Прасковья Михайловна вздрогнула, встала и, быстро ступая в своих стоптанных башмаках, вышла в дверь и тотчас же вернулась с двухлетним мальчиком на руках, который валился назад и схватился ручонками за ее косынку.

- Да, так на чем я остановилась? Ну вот, было у него место тут хорошее - и начальник, такой милый, но Ваня не мог и вышел в отставку.

- Чем же он болен?

- Неврастенией, это ужасная болезнь. Мы советовались, но надо было ехать, но средств нет. Но я все надеюсь, что так пройдет. Особенно болей у него нет, но...

- Лукерья! - послышался его голос, сердитый и слабый. - Всегда ушлют куда-нибудь, когда ее нужно. Мамаша!..

- Сейчас, - опять перебила себя Прасковья Михайловна. - Он не обедал еще. Он не может с нами.

Она вышла, что-то устроила там и вернулась, обтирая загорелые худые руки.

- Так вот и живу. И все жалуемся, и все недовольны, а, слава Богу, внуки все славные, здоровые, и жить еще можно. Да что про меня говорить.

- Ну, чем же вы живете?

- А немножко я вырабатываю. Вот я скучала музыкой, а теперь как она мне пригодилась.

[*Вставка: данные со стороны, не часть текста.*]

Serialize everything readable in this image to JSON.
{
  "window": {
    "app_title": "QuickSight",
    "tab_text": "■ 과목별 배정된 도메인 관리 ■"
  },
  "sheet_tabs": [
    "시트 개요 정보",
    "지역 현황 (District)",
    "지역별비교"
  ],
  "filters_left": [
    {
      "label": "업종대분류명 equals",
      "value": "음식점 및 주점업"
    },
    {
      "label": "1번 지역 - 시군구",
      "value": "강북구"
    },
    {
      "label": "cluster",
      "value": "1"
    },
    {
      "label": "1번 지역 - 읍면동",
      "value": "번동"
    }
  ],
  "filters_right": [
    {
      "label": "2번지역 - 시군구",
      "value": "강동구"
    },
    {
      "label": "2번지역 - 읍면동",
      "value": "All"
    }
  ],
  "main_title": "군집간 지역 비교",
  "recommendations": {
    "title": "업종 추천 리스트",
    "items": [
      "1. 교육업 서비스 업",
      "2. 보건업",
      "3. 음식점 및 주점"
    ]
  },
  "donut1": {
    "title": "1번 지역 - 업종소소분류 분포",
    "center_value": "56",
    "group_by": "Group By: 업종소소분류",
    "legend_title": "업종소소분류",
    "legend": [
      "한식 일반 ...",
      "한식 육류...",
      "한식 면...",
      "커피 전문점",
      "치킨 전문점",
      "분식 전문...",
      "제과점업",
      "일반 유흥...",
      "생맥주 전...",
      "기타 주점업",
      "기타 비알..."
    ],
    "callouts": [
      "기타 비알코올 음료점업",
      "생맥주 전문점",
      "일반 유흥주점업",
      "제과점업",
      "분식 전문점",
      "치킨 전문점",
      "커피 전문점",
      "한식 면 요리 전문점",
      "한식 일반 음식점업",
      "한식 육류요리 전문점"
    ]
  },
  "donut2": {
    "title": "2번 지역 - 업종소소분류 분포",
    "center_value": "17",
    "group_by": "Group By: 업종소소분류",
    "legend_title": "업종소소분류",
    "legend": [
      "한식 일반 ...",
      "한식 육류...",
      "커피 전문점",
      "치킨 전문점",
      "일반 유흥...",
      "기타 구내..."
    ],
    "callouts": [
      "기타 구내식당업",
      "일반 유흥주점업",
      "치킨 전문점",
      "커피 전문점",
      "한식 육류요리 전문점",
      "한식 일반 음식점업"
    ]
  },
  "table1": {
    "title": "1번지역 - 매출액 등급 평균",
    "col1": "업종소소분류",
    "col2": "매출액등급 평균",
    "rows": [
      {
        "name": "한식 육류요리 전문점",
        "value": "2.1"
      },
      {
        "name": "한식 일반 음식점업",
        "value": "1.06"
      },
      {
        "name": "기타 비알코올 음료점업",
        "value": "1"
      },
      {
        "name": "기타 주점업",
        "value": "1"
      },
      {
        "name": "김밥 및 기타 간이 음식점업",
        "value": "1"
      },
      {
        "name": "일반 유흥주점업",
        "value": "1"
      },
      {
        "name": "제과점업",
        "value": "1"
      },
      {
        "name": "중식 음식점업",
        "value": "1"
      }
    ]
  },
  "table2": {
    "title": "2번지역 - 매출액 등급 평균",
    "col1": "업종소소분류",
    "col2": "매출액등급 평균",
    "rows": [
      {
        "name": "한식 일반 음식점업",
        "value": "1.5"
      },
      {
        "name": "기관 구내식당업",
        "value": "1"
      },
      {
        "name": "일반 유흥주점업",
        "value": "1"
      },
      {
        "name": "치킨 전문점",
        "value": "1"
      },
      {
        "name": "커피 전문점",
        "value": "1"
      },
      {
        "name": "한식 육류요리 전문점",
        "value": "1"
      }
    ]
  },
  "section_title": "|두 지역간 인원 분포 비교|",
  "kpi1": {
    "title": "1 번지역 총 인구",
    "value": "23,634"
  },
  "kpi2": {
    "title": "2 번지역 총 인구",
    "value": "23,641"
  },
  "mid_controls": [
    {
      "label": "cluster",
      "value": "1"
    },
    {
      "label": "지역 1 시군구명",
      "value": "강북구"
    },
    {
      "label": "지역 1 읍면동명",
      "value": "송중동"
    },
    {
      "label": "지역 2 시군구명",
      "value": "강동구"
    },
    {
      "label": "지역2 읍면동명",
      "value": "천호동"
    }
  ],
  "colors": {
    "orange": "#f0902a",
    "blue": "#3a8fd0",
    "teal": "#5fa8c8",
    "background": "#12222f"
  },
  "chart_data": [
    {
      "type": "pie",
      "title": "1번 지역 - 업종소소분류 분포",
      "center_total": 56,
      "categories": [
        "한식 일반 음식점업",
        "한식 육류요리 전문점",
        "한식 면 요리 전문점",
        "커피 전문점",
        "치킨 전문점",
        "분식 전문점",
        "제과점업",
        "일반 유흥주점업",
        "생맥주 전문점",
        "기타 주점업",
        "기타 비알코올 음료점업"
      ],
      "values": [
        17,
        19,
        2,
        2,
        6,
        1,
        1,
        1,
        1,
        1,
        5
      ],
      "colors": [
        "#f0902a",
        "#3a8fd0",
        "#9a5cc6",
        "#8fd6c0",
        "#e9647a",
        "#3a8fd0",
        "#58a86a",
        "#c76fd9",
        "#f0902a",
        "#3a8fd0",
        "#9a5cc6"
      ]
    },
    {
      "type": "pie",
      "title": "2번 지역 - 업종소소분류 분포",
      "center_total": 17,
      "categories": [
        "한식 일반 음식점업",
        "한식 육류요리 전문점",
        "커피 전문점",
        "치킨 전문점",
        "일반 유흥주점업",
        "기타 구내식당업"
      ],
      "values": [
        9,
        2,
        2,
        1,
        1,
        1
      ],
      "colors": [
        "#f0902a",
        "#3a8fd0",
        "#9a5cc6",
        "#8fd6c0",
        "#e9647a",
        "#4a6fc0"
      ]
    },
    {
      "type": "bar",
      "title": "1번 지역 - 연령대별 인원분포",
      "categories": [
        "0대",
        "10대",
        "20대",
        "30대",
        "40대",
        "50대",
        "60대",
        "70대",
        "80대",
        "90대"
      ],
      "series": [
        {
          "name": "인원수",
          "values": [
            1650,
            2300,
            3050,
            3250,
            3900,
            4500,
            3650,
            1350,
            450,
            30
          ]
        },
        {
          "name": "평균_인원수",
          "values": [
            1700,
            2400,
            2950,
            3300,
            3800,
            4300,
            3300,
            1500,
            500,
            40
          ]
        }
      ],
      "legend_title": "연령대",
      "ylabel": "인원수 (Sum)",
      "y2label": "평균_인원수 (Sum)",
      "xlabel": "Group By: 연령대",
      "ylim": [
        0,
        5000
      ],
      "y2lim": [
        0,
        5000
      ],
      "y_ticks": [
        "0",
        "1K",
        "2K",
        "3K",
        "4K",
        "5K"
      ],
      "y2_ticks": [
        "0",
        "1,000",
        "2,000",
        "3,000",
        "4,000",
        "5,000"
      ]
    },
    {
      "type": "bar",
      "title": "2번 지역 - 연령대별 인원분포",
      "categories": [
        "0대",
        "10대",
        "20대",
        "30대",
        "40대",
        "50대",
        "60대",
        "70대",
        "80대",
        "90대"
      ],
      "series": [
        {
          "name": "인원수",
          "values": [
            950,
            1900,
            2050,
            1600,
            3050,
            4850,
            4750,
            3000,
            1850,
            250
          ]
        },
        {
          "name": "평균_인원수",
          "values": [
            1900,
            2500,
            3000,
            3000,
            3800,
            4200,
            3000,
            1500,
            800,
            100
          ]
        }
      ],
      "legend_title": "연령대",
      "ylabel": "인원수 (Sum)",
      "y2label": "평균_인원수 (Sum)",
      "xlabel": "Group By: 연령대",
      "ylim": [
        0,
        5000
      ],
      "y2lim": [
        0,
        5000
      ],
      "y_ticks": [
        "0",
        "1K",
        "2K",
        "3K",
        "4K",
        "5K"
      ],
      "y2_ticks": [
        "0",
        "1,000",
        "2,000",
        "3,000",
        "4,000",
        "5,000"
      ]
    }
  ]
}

Она держала маленькую руку на комодце, у которого сидела, и как упражнения, перебирала худыми пальцами.

- Что же вам платят за уроки?

- Платят и рубль, и пятьдесят копеек, есть и тридцать копеек. Они все такие добрые ко мне.

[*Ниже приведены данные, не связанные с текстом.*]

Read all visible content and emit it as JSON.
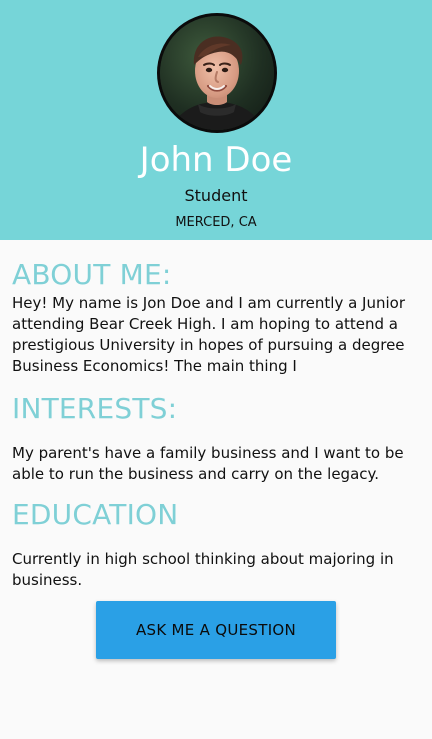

- И что же, успехи делают? - чуть улыбаясь глазами, спросил Касатский.

Прасковья Михайловна не поверила сразу серьезности вопроса и вопросительно взглянула ему в глаза.

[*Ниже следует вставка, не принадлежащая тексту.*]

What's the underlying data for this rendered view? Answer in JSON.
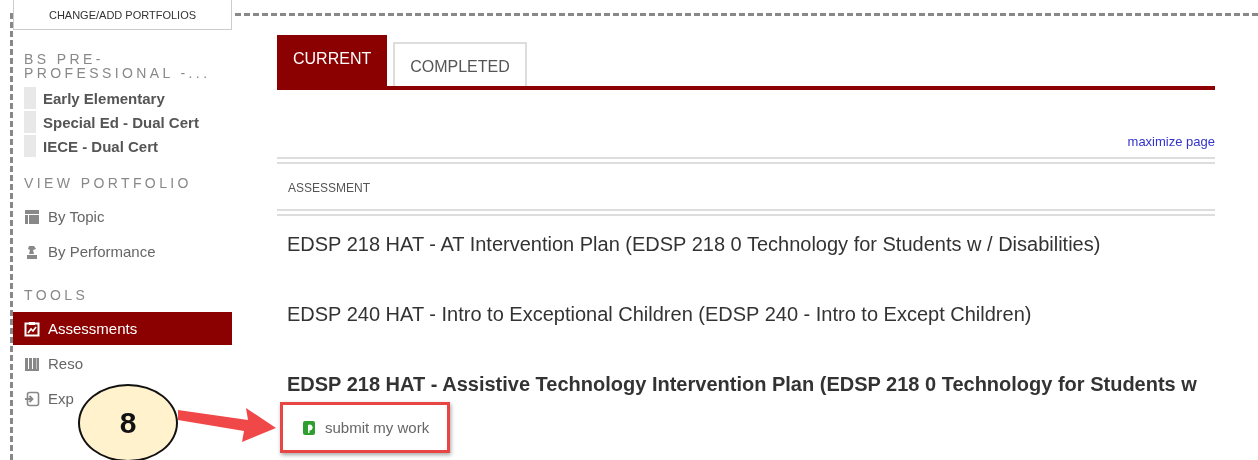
{
  "sidebar": {
    "portfolio_button": "CHANGE/ADD PORTFOLIOS",
    "sections": [
      {
        "kind": "programs",
        "heading": "BS PRE-PROFESSIONAL -...",
        "items": [
          {
            "label": "Early Elementary"
          },
          {
            "label": "Special Ed - Dual Cert"
          },
          {
            "label": "IECE - Dual Cert"
          }
        ]
      },
      {
        "kind": "links",
        "heading": "VIEW PORTFOLIO",
        "items": [
          {
            "label": "By Topic",
            "selected": false
          },
          {
            "label": "By Performance",
            "selected": false
          }
        ]
      },
      {
        "kind": "links",
        "heading": "TOOLS",
        "items": [
          {
            "label": "Assessments",
            "selected": true
          },
          {
            "label": "Reso",
            "selected": false
          },
          {
            "label": "Exp",
            "selected": false
          }
        ]
      }
    ]
  },
  "tabs": [
    {
      "label": "CURRENT",
      "selected": true
    },
    {
      "label": "COMPLETED",
      "selected": false
    }
  ],
  "maximize_link": "maximize page",
  "table": {
    "columns": [
      "ASSESSMENT"
    ],
    "rows": [
      {
        "title": "EDSP 218 HAT - AT Intervention Plan (EDSP 218 0 Technology for Students w / Disabilities)",
        "bold": false
      },
      {
        "title": "EDSP 240 HAT - Intro to Exceptional Children (EDSP 240 - Intro to Except Children)",
        "bold": false
      },
      {
        "title": "EDSP 218 HAT - Assistive Technology Intervention Plan (EDSP 218 0 Technology for Students w",
        "bold": true,
        "action": {
          "label": "submit my work",
          "highlighted": true
        }
      }
    ]
  },
  "callout": {
    "label": "8"
  }
}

- Делают и успехи. Одна славная девочка есть, мясника дочь. Добрая, хорошая девочка. Вот если бы я была порядочная женщина, то, разумеется, по папашиным связям, я бы могла найти место зятю. А то я ничего не умела и вот довела их всех до этого.

- Да, да, - говорил Касатский, наклоняя голову. - Ну, а как вы, Пашенька, в церковной жизни участвуете? - спросил он.

- Ах, не говорите. Уж так дурно, так запустила. С детьми говею и бываю в церкви, а то по месяцам не бываю. Детей посылаю.

- А отчего же не бываете сами?

- Да правду сказать, - она покраснела, - да оборванной идти совестно перед дочерью, внучатами, а новенького нет. Да просто ленюсь.

- Ну, а дома молитесь?

- Молюсь, да что за молитва, так, машинально. Знаю, что не так надо, да нет настоящего чувства, только и есть, что знаешь всю свою гадость...

- Да, да, так, так, - как бы одобряя, подговаривал Касатский.

- Сейчас, сейчас, - ответила она на зов зятя и, поправив на голове косынку, вышла из комнаты.

На этот раз она долго не возвращалась. Когда она вернулась, Касатский сидел в том же положении, опершись локтями на колена и опустив голову. Но сумка его была надета на спину.

Когда она вошла с жестяной, без колпака, лампочкой, он поднял на нее свои прекрасные, усталые глаза и глубоко, глубоко вздохнул.

- Я им не сказала, кто вы, - начала она робко, - а только сказала, что странник из благородных и что я знала. Пойдемте в столовую, чаю.

- Нет...

- Ну, я сюда принесу.

- Нет, ничего не надо. Спаси тебя Бог, Пашенька. Я пойду. Если жалеешь, не говори никому, что видала меня. Богом живым заклинаю тебя: не говори никому... Спасибо тебе. Я бы поклонился тебе в ноги, да знаю, что это смутит тебя. Спасибо, прости Христа ради.

- Благословите.

- Бог благословит. Прости Христа ради.

И он хотел идти, но она не пустила его и принесла ему хлеба, баранок и масла. Он взял все и вышел.

Было темно, и не отошел он двух домов, как она потеряла его из вида и, узнала, что он идет, только по тому, что протопопова собака залаяла на него.

"Так вот что значил мой сон. Пашенька именно то, что я должен был быть и чем я не был. Я жил для людей под предлогом Бога, она живет для Бога, воображая, что она живет для людей. Да, одно доброе дело, чашка воды, поданная без мысли о награде, дороже облагодетельствованных мною для людей. Но ведь была доля искреннего желания служить Богу?" - спрашивал он себя, и ответ был: "Да, но все это было загажено, заросло славой людской. Да, нет Бога для того, кто жил, как я, для славы людской. Буду искать его".

И он пошел, как шел до Пашеньки, от деревни до деревни, сходясь и расходясь с странниками и странницами и прося Христа ради хлеба и ночлега. Изредка его бранила злая хозяйка, ругал выпивший мужик но большей частью его кормили, поили, давали даже на дорогу. Его господское обличье располагало некоторых в его пользу. Некоторые, напротив, как бы радовались на то, что вот господин дошел также до нищеты. Но кротость его побеждала всех.